Encoding Guide for Early Printed Books

validation transcription

Error checking

In creating TEI-encoded texts, there exist all of the same opportunities for error that plague any kind of publication. There will inevitably be challenges in maintaining the consistency and accuracy of both the transcription and the encoding process, and these challenges increase with the number of people involved and also with the complexity and detail of the encoding. However, because the encoding can be read and examined with XML-aware software tools, errors and inconsistencies in the encoding can be discovered and sometimes even fixed automatically. There are also various techniques (some obvious and familiar, others less so) for catching errors of transcription. We discuss below some methods that have been used by the WWP and other text encoding projects, which may prove useful.

Typographical errors and proofreading

Both hand transcription and OCR produce texts which are likely to contain typographical errors, no matter how much care is taken to avoid them. Probably the most accurate method of text capture is double keying by a vendor, in which the text is typed in twice and the results are compared, revealing any typographical errors; the results from this process can be as low as one character error in 20 pages of text (99.995%). However, even with this method you will need to be prepared to check the output you receive to make sure it meets the specified levels of accuracy. And with any other transcription method, proofreading will be an essential part of your work flow.

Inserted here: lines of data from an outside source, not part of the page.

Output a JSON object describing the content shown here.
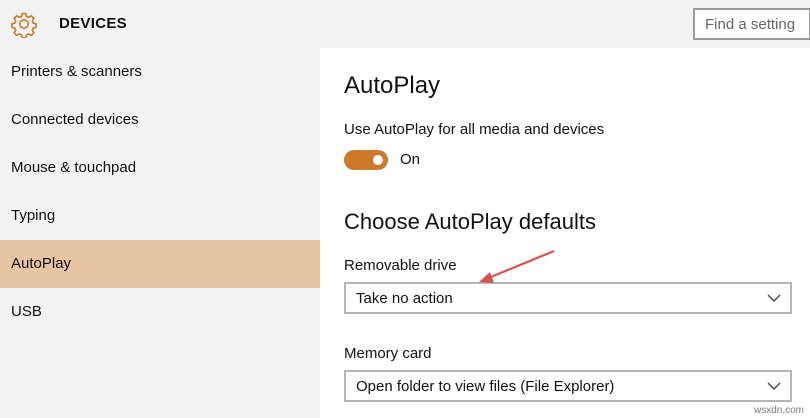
{
  "header": {
    "title": "DEVICES",
    "search_placeholder": "Find a setting",
    "icon": "gear-icon"
  },
  "sidebar": {
    "items": [
      {
        "label": "Printers & scanners",
        "active": false
      },
      {
        "label": "Connected devices",
        "active": false
      },
      {
        "label": "Mouse & touchpad",
        "active": false
      },
      {
        "label": "Typing",
        "active": false
      },
      {
        "label": "AutoPlay",
        "active": true
      },
      {
        "label": "USB",
        "active": false
      }
    ]
  },
  "main": {
    "title": "AutoPlay",
    "autoplay_toggle": {
      "label": "Use AutoPlay for all media and devices",
      "state_text": "On",
      "on": true
    },
    "defaults_heading": "Choose AutoPlay defaults",
    "fields": [
      {
        "label": "Removable drive",
        "value": "Take no action"
      },
      {
        "label": "Memory card",
        "value": "Open folder to view files (File Explorer)"
      }
    ]
  },
  "colors": {
    "accent": "#cc7a2a",
    "active_nav": "#e6c6a2",
    "sidebar_bg": "#f2f2f2",
    "annotation_arrow": "#d9534f"
  },
  "watermark": "wsxdn.com"
}
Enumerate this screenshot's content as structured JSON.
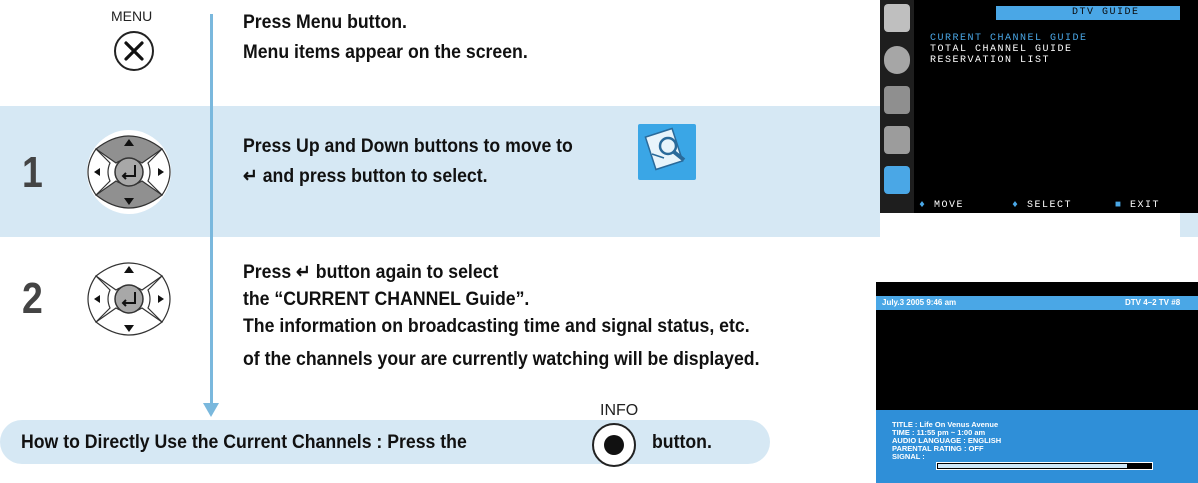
{
  "menu": {
    "button_label": "MENU",
    "title": "Press Menu button.",
    "desc": "Menu items appear on the screen."
  },
  "step1": {
    "number": "1",
    "line1": "Press Up and Down buttons to move to",
    "enter_symbol": "↵",
    "line2": " and press button to select."
  },
  "step2": {
    "number": "2",
    "line1_pre": "Press ",
    "enter_symbol": "↵",
    "line1_post": " button again to select",
    "line2": "the “CURRENT CHANNEL Guide”.",
    "line3": "The information on broadcasting time and signal status, etc.",
    "line4": "of the channels your are currently watching will be displayed."
  },
  "direct": {
    "text_pre": "How to Directly Use the Current Channels : Press the",
    "text_post": "button.",
    "info_label": "INFO"
  },
  "tv1": {
    "header": "DTV GUIDE",
    "items": [
      "CURRENT CHANNEL GUIDE",
      "TOTAL CHANNEL GUIDE",
      "RESERVATION LIST"
    ],
    "footer_move": "MOVE",
    "footer_select": "SELECT",
    "footer_exit": "EXIT"
  },
  "tv2": {
    "date": "July.3 2005 9:46 am",
    "channel": "DTV 4–2 TV #8",
    "title": "TITLE : Life On Venus Avenue",
    "time": "TIME : 11:55 pm ~ 1:00 am",
    "audio": "AUDIO LANGUAGE : ENGLISH",
    "parental": "PARENTAL RATING : OFF",
    "signal": "SIGNAL :",
    "signal_level": 0.88
  },
  "colors": {
    "band": "#d6e8f4",
    "line": "#7ab8dd",
    "tv_bar": "#4aa7e6",
    "tv_highlight": "#2f8fd8"
  }
}
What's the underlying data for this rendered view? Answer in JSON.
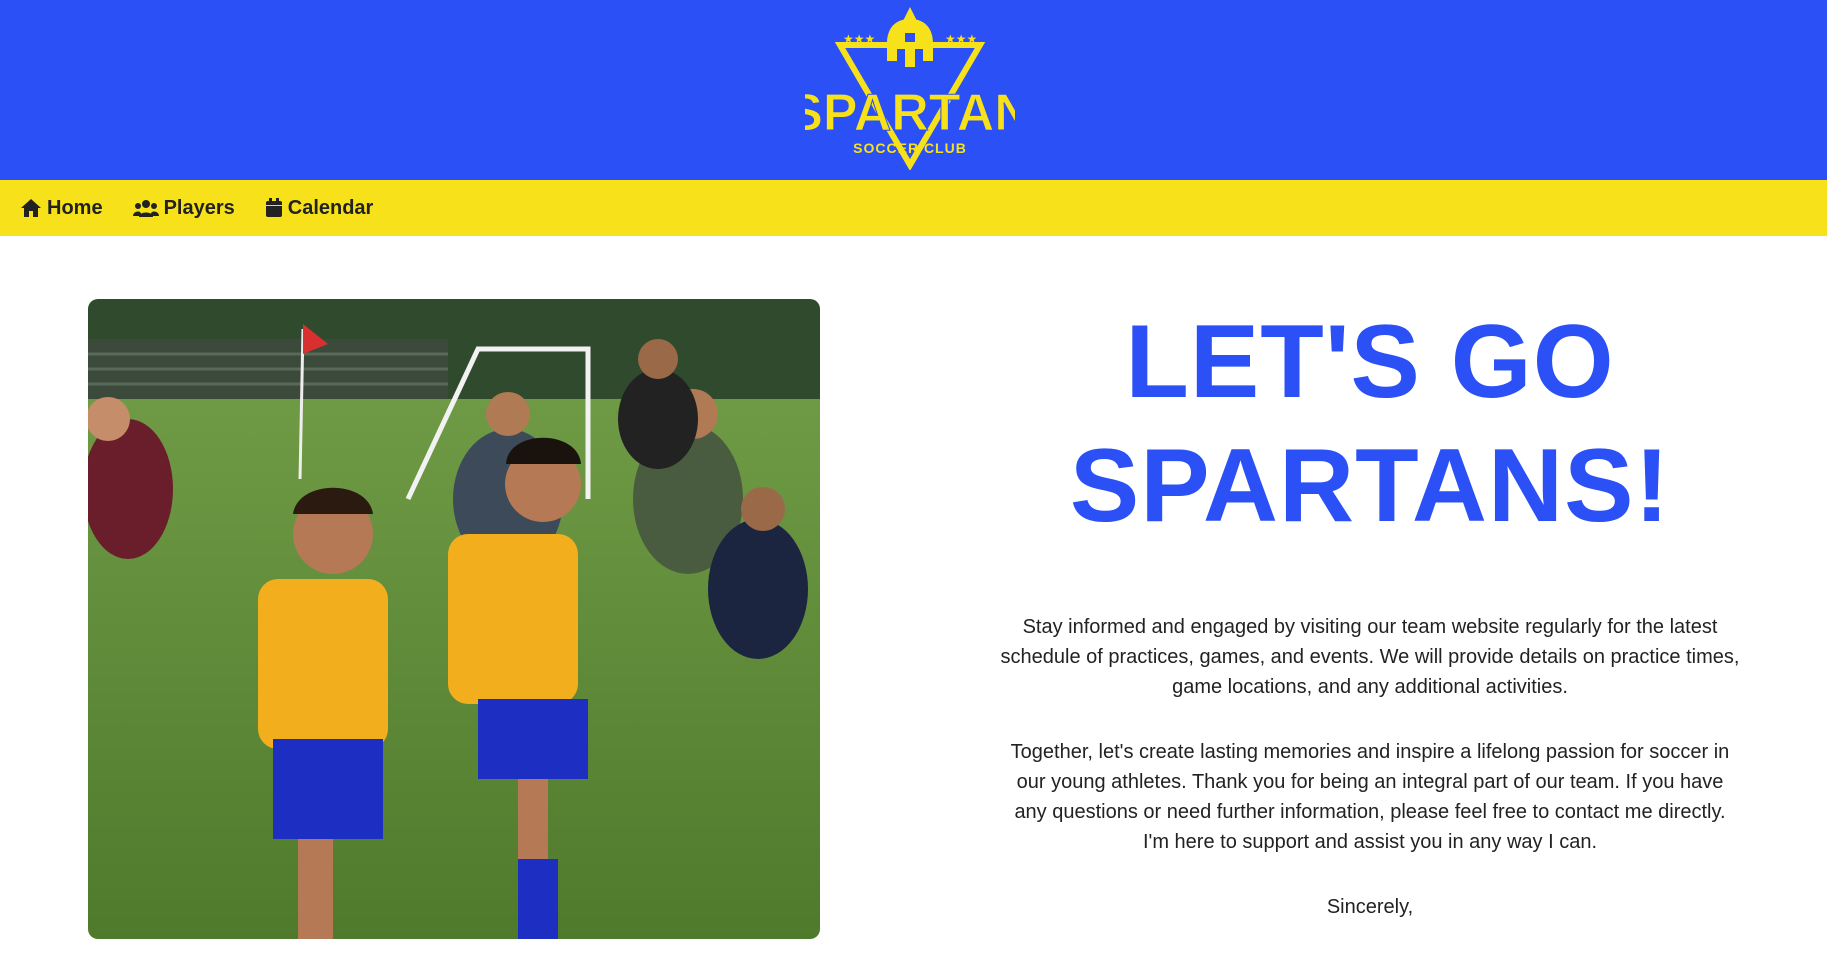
{
  "header": {
    "logo": {
      "icon": "spartan-helmet-icon",
      "text": "SPARTAN",
      "subtext": "SOCCER CLUB"
    },
    "colors": {
      "blue": "#2b50f5",
      "yellow": "#f7e11a"
    }
  },
  "nav": {
    "items": [
      {
        "label": "Home",
        "icon": "home-icon"
      },
      {
        "label": "Players",
        "icon": "users-icon"
      },
      {
        "label": "Calendar",
        "icon": "calendar-icon"
      }
    ]
  },
  "hero": {
    "headline_line1": "LET'S GO",
    "headline_line2": "SPARTANS!",
    "paragraph1": "Stay informed and engaged by visiting our team website regularly for the latest schedule of practices, games, and events. We will provide details on practice times, game locations, and any additional activities.",
    "paragraph2": "Together, let's create lasting memories and inspire a lifelong passion for soccer in our young athletes. Thank you for being an integral part of our team. If you have any questions or need further information, please feel free to contact me directly. I'm here to support and assist you in any way I can.",
    "closing": "Sincerely,"
  }
}
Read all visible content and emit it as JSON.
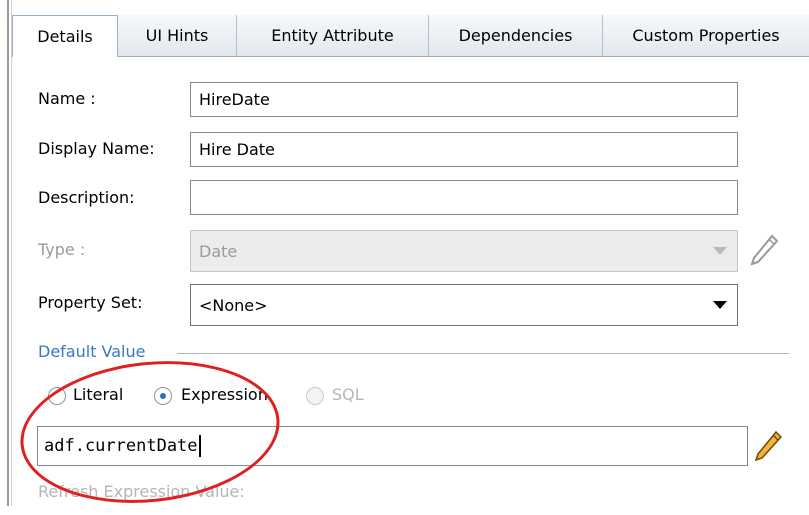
{
  "tabs": [
    {
      "label": "Details",
      "active": true
    },
    {
      "label": "UI Hints",
      "active": false
    },
    {
      "label": "Entity Attribute",
      "active": false
    },
    {
      "label": "Dependencies",
      "active": false
    },
    {
      "label": "Custom Properties",
      "active": false
    }
  ],
  "form": {
    "name_label": "Name :",
    "name_value": "HireDate",
    "display_name_label": "Display Name:",
    "display_name_value": "Hire Date",
    "description_label": "Description:",
    "description_value": "",
    "type_label": "Type :",
    "type_value": "Date",
    "type_disabled": true,
    "property_set_label": "Property Set:",
    "property_set_value": "<None>"
  },
  "default_value": {
    "section_title": "Default Value",
    "options": [
      {
        "label": "Literal",
        "checked": false,
        "disabled": false
      },
      {
        "label": "Expression",
        "checked": true,
        "disabled": false
      },
      {
        "label": "SQL",
        "checked": false,
        "disabled": true
      }
    ],
    "expression": "adf.currentDate",
    "refresh_label": "Refresh Expression Value:"
  },
  "colors": {
    "accent": "#3a78c7",
    "highlight_oval": "#e02020",
    "edit_pencil": "#e0a020"
  },
  "icons": [
    "pencil-icon",
    "pencil-edit-icon",
    "chevron-down-icon"
  ]
}
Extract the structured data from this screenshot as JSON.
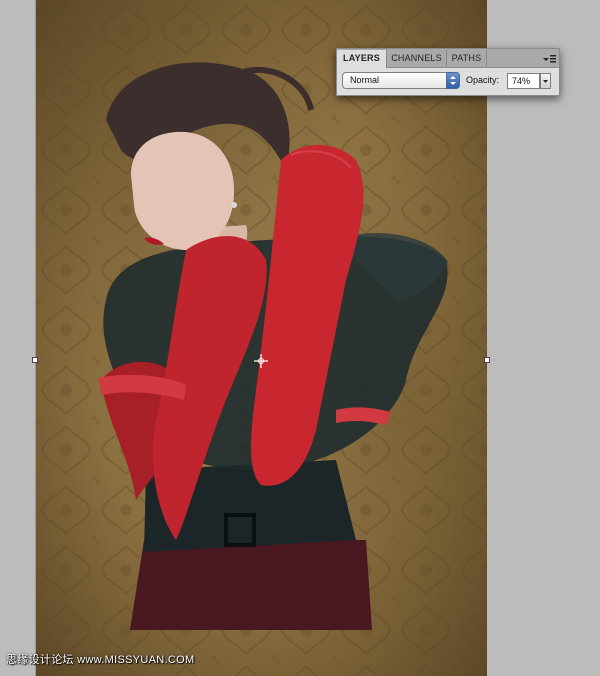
{
  "panel": {
    "tabs": [
      {
        "label": "LAYERS",
        "active": true
      },
      {
        "label": "CHANNELS",
        "active": false
      },
      {
        "label": "PATHS",
        "active": false
      }
    ],
    "menu_icon": "panel-menu-icon",
    "blend_mode": "Normal",
    "opacity_label": "Opacity:",
    "opacity_value": "74%"
  },
  "watermark": "思缘设计论坛 www.MISSYUAN.COM",
  "colors": {
    "background_texture": "#8a6f3f",
    "glove": "#c0242c",
    "panel_bg": "#dedede",
    "select_arrow": "#2e5fa8"
  }
}
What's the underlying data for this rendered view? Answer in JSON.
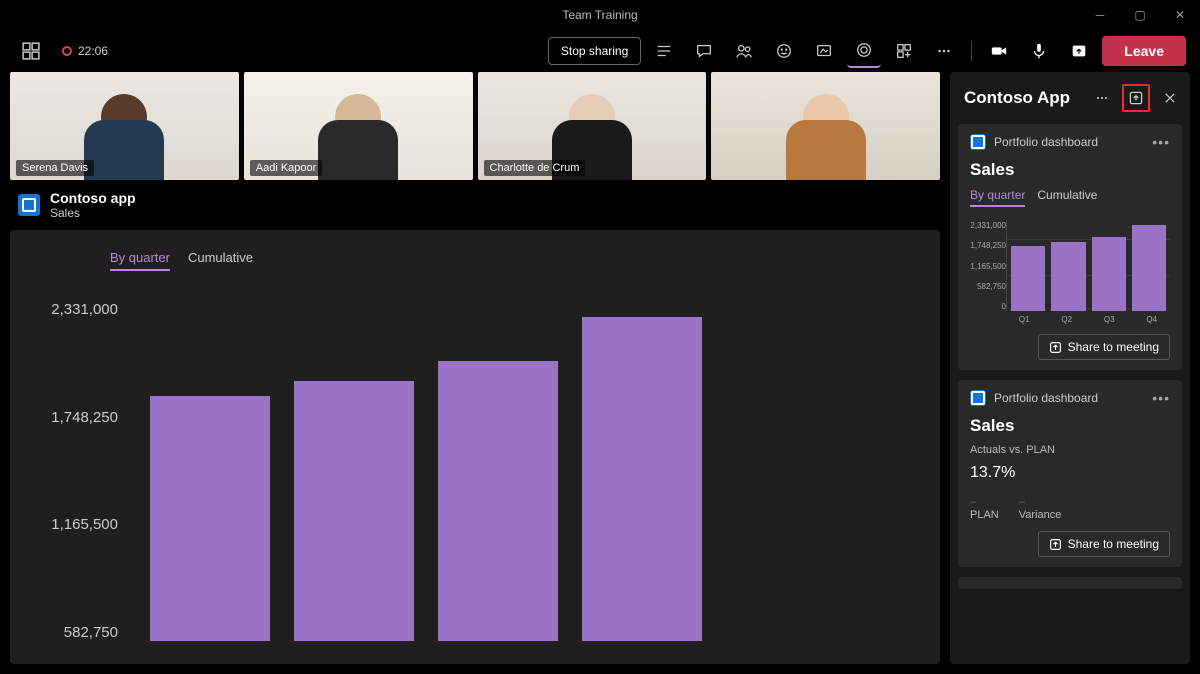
{
  "window": {
    "title": "Team Training"
  },
  "recording_time": "22:06",
  "stop_sharing_label": "Stop sharing",
  "leave_label": "Leave",
  "participants": [
    {
      "name": "Serena Davis"
    },
    {
      "name": "Aadi Kapoor"
    },
    {
      "name": "Charlotte de Crum"
    },
    {
      "name": ""
    }
  ],
  "shared_app": {
    "name": "Contoso app",
    "page": "Sales"
  },
  "tabs": {
    "active": "By quarter",
    "other": "Cumulative"
  },
  "yaxis": [
    "2,331,000",
    "1,748,250",
    "1,165,500",
    "582,750"
  ],
  "side_panel": {
    "title": "Contoso App",
    "card1": {
      "source": "Portfolio dashboard",
      "title": "Sales",
      "tabs": {
        "active": "By quarter",
        "other": "Cumulative"
      },
      "yticks": [
        "2,331,000",
        "1,748,250",
        "1,165,500",
        "582,750",
        "0"
      ],
      "xticks": [
        "Q1",
        "Q2",
        "Q3",
        "Q4"
      ],
      "share_label": "Share to meeting"
    },
    "card2": {
      "source": "Portfolio dashboard",
      "title": "Sales",
      "subtitle": "Actuals vs. PLAN",
      "metric": "13.7%",
      "col1": "PLAN",
      "col2": "Variance",
      "share_label": "Share to meeting"
    }
  },
  "chart_data": {
    "type": "bar",
    "title": "Sales",
    "categories": [
      "Q1",
      "Q2",
      "Q3",
      "Q4"
    ],
    "values": [
      1680000,
      1780000,
      1920000,
      2220000
    ],
    "ylabel": "",
    "xlabel": "",
    "ylim": [
      0,
      2331000
    ],
    "yticks": [
      582750,
      1165500,
      1748250,
      2331000
    ]
  }
}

Proofreading an XML-encoded document is slightly more complex than proofreading an ordinary transcription, because some of the information you are checking may be captured in the encoding itself rather than in the content. For instance, if you are representing typographical errors in the original by encoding both the error and a corrected reading, you need to ascertain that both are correct. This means that whatever means you use to display or print the text for proofreading will need to provide access to both readings in some manner. Similarly, any information about presentation (such as font shifts, indentation, and so forth) will need to be made available for proofreading. It is not difficult to design a proofreading output (either printable or viewable online) that will show all the information you need in a meaningful way, but it may take some thought and also some training of your proofreaders to make sure that they understand what they are supposed to be looking for. You can also proofread the XML-encoded file itself (again, by printing it out or viewing it online), and this can be very helpful as a way of identifying errors in the encoding itself, but it may be harder to catch typographical errors in the transcription using such a view, because the presence of the markup may pose a distraction. We recommend two proofreading passes, one in which the XML itself is proofread, and then a second pass using some form of formatted output to allow the proofreader to catch any errors that slipped through the first pass. In both cases, the proofreader would be comparing the text against the source copy, line by line. This is particularly important if your transcription captures old-style spellings or errors in the original, which cannot be checked without reference to the source.

Encoding errors

The simplest kinds of encoding errors are errors of invalidity and ill-formedness: cases where the XML markup is simply broken. The easiest way to deal with such errors is to prevent them before they occur. A good XML editor (some are described in the section on )transcription and markup will ensure that your XML is well-formed, and will read your schema (the rules that define the structure of your documents) and know what elements are valid. Software of this sort will help constrain your encoding so that invalid markup is identified immediately (or, better still, is prevented before it happens) and can be fixed promptly. It can also help encoders identify the correct element to use, and can thus prevent common mistakes. Creating many kinds of XML errors under these circumstances will actually take some ingenuity, or else gross inattention and negligence. As a final safeguard, it is essential to check the validity of every file as part of your regular error-checking process.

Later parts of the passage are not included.